The war against wildfire

By George Wuerthner, Earth Island Journal

Chad Hanson lopes over to a patch of young conifers and waves an arm at me. “Come over here, he says excitedly, pointing to dozens of 1- to 3-foot-tall saplings. “Look at pines and firs growing under these snags. See how healthy they are? And here, see these holes in the blackened bark? Those were made by black-backed woodpeckers. They are seeking the grubs of beetles that burrow into the dead trees after fires. Can you imagine how much energy it takes to drill these holes?” he says, his voice a mix of amazement and admiration.

We are walking through Stanislaus National Forest, about a mile from the border of Yosemite National Park, in a patch of woodland that the Rim Fire swept through back in the summer and fall of 2013. It’s a pleasant summer afternoon. A faint breeze offsets the bright glare of the sun high overhead in the cloudless blue sky. The blackened trunks of the pines Hanson is standing amidst cast linear shadows on the ground. Patches of tender green shrubs and pine and fir seedlings cover the forest floor. Three years after the Rim Fire, this patch of forest is clearly regenerating itself.

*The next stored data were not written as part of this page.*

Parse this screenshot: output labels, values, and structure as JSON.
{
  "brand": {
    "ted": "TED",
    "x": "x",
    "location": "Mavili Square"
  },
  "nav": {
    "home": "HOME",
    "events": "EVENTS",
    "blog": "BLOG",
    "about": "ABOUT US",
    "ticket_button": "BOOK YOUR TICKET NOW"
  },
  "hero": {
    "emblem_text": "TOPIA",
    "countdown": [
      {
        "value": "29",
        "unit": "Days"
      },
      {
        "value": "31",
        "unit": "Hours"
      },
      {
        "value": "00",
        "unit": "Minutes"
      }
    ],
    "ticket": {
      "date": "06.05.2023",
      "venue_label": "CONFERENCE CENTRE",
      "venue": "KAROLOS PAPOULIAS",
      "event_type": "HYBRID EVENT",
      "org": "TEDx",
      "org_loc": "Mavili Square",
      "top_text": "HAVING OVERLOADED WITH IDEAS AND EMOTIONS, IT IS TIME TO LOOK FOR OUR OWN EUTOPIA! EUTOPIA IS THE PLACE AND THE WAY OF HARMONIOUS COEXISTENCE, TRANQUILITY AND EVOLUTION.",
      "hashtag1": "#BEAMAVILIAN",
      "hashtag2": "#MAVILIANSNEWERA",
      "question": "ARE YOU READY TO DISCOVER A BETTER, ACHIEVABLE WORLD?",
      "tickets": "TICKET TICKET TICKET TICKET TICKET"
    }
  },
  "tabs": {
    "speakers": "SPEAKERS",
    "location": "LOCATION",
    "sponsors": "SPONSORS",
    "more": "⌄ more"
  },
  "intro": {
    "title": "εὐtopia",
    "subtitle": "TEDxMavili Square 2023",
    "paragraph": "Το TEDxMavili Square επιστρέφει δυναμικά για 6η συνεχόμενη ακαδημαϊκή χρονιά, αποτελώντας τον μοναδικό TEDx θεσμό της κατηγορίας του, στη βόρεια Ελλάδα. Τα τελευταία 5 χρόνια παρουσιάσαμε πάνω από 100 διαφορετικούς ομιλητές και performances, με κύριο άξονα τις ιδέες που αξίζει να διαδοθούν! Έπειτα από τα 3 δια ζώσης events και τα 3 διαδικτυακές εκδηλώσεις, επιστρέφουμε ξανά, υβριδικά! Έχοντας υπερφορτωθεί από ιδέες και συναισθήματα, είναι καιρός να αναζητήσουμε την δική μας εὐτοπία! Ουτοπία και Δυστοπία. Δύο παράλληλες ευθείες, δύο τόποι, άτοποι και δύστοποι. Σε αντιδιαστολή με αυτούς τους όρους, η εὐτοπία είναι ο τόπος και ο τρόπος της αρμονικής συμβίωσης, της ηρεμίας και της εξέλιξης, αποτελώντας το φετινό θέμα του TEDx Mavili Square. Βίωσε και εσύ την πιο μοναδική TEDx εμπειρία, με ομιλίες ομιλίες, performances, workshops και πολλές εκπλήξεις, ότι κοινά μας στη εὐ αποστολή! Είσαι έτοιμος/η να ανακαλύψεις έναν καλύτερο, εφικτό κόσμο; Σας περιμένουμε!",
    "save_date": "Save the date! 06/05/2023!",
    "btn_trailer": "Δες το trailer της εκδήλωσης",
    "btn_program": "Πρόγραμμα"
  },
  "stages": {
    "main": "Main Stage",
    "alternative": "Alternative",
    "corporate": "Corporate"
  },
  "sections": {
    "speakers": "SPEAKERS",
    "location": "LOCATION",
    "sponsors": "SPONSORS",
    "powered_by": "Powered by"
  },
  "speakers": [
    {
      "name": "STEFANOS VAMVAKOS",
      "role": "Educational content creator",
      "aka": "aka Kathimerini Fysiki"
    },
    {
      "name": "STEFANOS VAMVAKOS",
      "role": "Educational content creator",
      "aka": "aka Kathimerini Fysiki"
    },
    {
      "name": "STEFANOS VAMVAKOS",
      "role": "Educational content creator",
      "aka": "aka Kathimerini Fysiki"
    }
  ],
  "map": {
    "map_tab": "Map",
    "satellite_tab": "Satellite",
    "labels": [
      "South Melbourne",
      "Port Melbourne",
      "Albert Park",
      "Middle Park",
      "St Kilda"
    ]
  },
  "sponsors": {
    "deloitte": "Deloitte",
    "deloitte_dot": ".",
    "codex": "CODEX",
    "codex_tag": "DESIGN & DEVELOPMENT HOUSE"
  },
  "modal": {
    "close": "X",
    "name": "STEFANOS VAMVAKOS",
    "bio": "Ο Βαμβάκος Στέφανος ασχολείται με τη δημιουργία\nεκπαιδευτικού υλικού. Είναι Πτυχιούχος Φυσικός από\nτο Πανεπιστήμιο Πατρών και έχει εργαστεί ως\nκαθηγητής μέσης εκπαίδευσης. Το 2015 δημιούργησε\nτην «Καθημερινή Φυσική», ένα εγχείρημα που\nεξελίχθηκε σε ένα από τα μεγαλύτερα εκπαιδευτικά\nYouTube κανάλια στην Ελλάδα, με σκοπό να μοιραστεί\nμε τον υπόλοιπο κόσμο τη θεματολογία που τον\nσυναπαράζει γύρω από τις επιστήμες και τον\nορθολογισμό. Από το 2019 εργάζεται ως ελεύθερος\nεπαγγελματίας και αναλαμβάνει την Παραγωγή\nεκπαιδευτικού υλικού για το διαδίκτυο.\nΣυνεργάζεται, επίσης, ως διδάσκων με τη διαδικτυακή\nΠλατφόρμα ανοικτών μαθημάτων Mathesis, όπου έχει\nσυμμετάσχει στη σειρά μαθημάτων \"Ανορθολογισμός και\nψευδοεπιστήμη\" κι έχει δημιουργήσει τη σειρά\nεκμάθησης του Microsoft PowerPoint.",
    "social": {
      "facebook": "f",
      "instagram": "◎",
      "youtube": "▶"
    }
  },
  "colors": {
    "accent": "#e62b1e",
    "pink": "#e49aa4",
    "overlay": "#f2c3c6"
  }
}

Hanson, a tall, lanky figure dressed in khakis, is a forest ecologist who specializes in wildfires. He is also the director of the John Muir Project of the Earth Island Institute, a nonprofit that uses science and legal means to push for ecological management of forestlands, especially ones that have been severely degraded and damaged by decades of commercial logging and fire suppression measures. A California native, Hanson began studying the aftereffects of the Rim Fire – the third largest wildfire in California since the early twentieth century – almost as soon as the smoke cleared. As we walk through the charred trees, he can barely hide his enthusiasm, constantly pointing out signs of new life sprouting up amid the dead stands. “To me this habitat is fascinating. Every time I go out to a burn area I learn something new,” he says.